By: MTN Reporter Will Chappell


Brooklyn Nine Nine’s eighth and final season wrapped up on September 17 in a

satisfying, if somewhat predictable finale. The end of the show saw most of the

members of the detective squad from Brooklyn’s 99 th precinct scattered to the winds, but

all facing positive prospects ahead.


Through its run, the show presented an idealized detective squad made up of a

diverse, competent and hard working group of officers. Andy Samberg led the ensemble

cast as Detective Jake Peralta, the once-immature detective now become responsible

father and husband to Amy Santiago (Melissa Fumero). The rest of the cast was

rounded out by Stephanie Beatriz (Rosa Diaz), Terry Crews (Lieutenant Terry Jeffords),

Joe Lo Truglio (Charles Boyle) and Andre Braugher (Captain Raymond Holt).

For the first seven seasons, the show often addressed serious issues both in

policing and society at large. The squad dealt with police corruption, incompetence and

bias, mistaken convictions, questions of sexuality and belonging, and always pulled

through while maintaining their integrity and trying to affect positive change. But most of

these situations were heavily couched in humor or convoluted plots, which kept the

show entertaining but blunted the seriousness of issues.


However, this season the show took a dramatic change of course and addressed

the larger inequalities and failings of the justice system directly. After returning from a

Covid-forced hiatus, the unit is down one detective after Diaz quit in response to the

issues raised in the protests following George Floyd’s murder in 2020. She is now

working as a private investigator looking into claims of police misconduct. This break

forces Peralta to confront his involvement in an inequitable system. In the first episode

of the season this conflict plays out to devastating, but predictable ends when he helps

Diaz investigate a case in which two detectives harassed an innocent black woman but

is stonewalled by department leadership and the police union.


The police union becomes a recurring antagonist in the final season, as

personified by its President Frank O’Sullivan (John C. McGinley). McGinley delivers a

hysterically disturbing performance as the Billy Joel obsessed, officer-shielding foil to

the squad’s attempts at bettering the police department. He works to cover up the

misconduct of officers in the first episode and later stages a walkout of uniformed

officers pretending to be sick. The show used the introduction O’Sullivan to make a

powerful commentary on the power and corruption of police unions.
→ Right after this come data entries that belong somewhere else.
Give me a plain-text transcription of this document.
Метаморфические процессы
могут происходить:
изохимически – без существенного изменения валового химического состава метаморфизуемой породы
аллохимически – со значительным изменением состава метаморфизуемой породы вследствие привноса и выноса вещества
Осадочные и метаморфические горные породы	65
Despite Diaz’s departure and O’Sullivan’s resistance the show ends on an

optimistic note for the crew. Santiago and Captain Holt are off to lead a police reform

program, Peralta will be a stay-at-home dad and Diaz will continue as a P.I. while

Jeffords takes over as Captain and Boyle remains a detective. Although the sunny tone

conflicts with the serious issues surrounding police and policing, the show skewed

generally optimistic, and it is hardly the first sitcom to finish its final season with a

valedictory episode.


While the show was never revolutionary it provided consistent entertainment for

eight seasons, in a time when network sitcoms have seen a precipitous drop in quality.

It started its run on Fox for five seasons before being cancelled and subsequently

picked up by NBC for its final three, all episodes can be streamed on Hulu. The last

season represented a strong finish for the show, giving satisfying closure and hope to

all its characters while simultaneously addressing serious issues around racial inequity

in the American justice system and the role police departments play in that.